Шубный ли впервые заронил в душу Михайлы Ломоносова эту мысль или, может, она пробуждалась и у самого Михайлы? А кто позже наставлял другого куростровца – Федота Шубина, куростровского крестьянина и костереза, ставшего великим русским скульптором? Кто натолкнул будущего профессора и академика, члена Болонской академии художеств на его смелый путь? Не его ли отец – тот же Иван Афанасьевич Шубный?

Северная мглистая ночь кончалась. Поредела темнота, по зеркальной воде прозыбил дорожку ветерок, сорвался с воды и полетел в осинник, всколыхнул и растревожил беспокойную листву. Внизу, у земли, еще густела мгла, в которую вплетался сырой туман, поднимавшийся с поросших осокой и ольшаником низин, а на высоте уже золотом горели края чистых облаков. За двинскими рукавами по небу светились розовые полосы утренней зари. Из долов снялся ночной туман, развалился в сырые клочья; они разошлись в стороны и дымно растаяли в утреннем воздухе. В озерных зарослях проснулись утки, сбились в пары и стайки и дружно полетели над водой. Из трав и лесных гнезд поднялась всякая птица.

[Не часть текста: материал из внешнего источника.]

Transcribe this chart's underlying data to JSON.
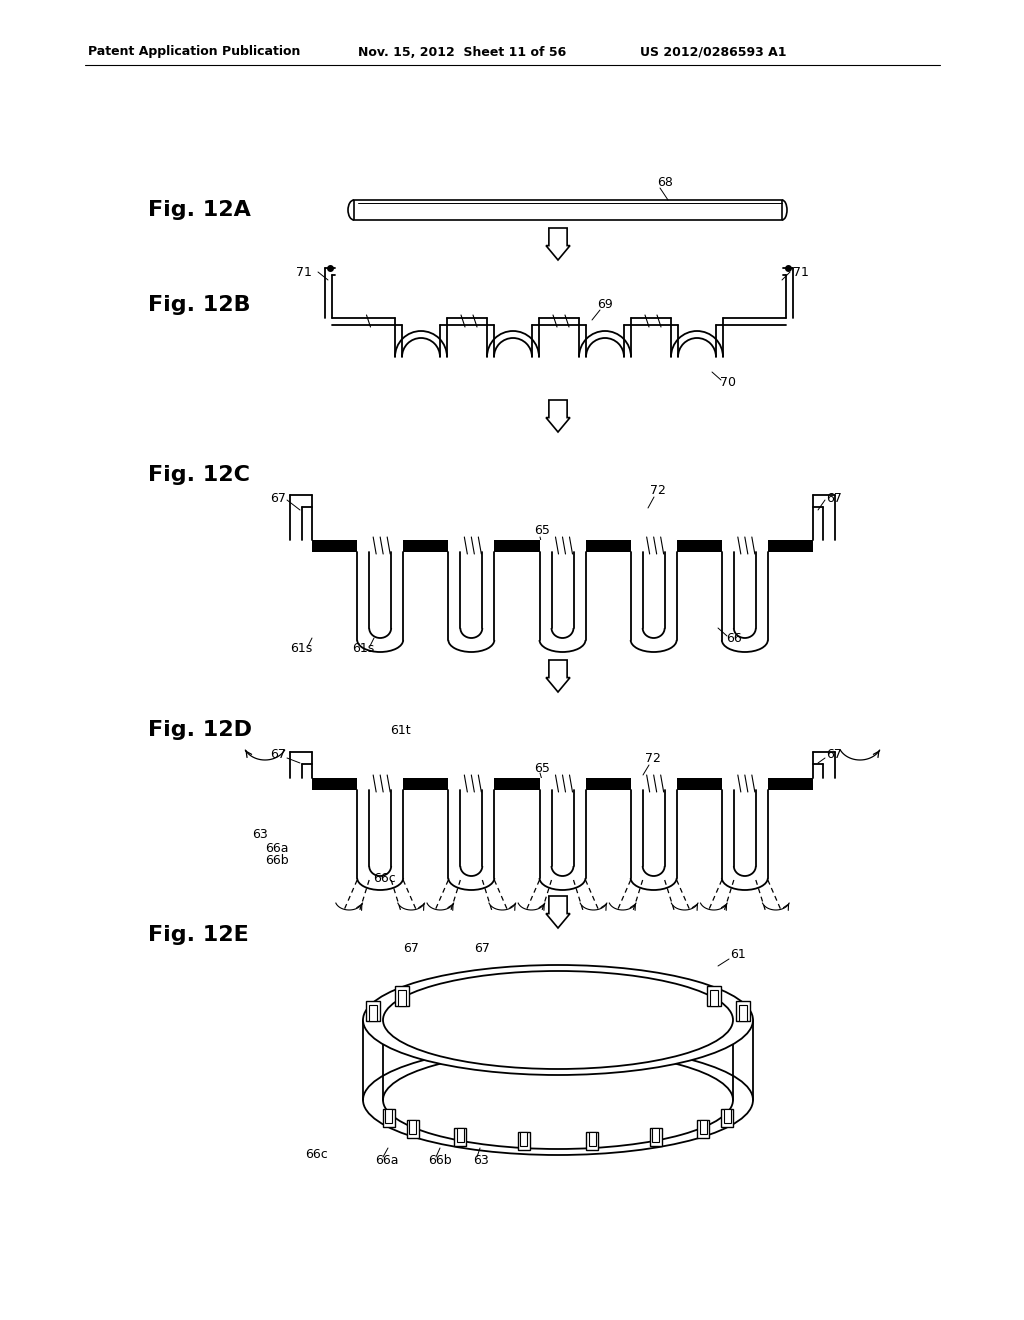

Солнце красным краем показалось над задвинскими лесами, и по речной мелкой волне пробежали теплые золотые блики.

Михайло спустился к реке, отплыл от берега и принялся выбирать из холодной, дымящейся утренним паром воды большую ставную сеть*.

Глава восьмая

СИНУСЫ, СЕМИДИАМЕТРЫ, РАДИКСЫ

Когда по осенней холодной Двине, берега которой уже припорошил снежок, отцовский гуккор поднимался от Архангельска к Холмогорам и, разбив хрусткие ледяные забережни*, подходил к Курострову, тогда кончалась мореходная страда и Михайло Ломоносов обращался к наукам.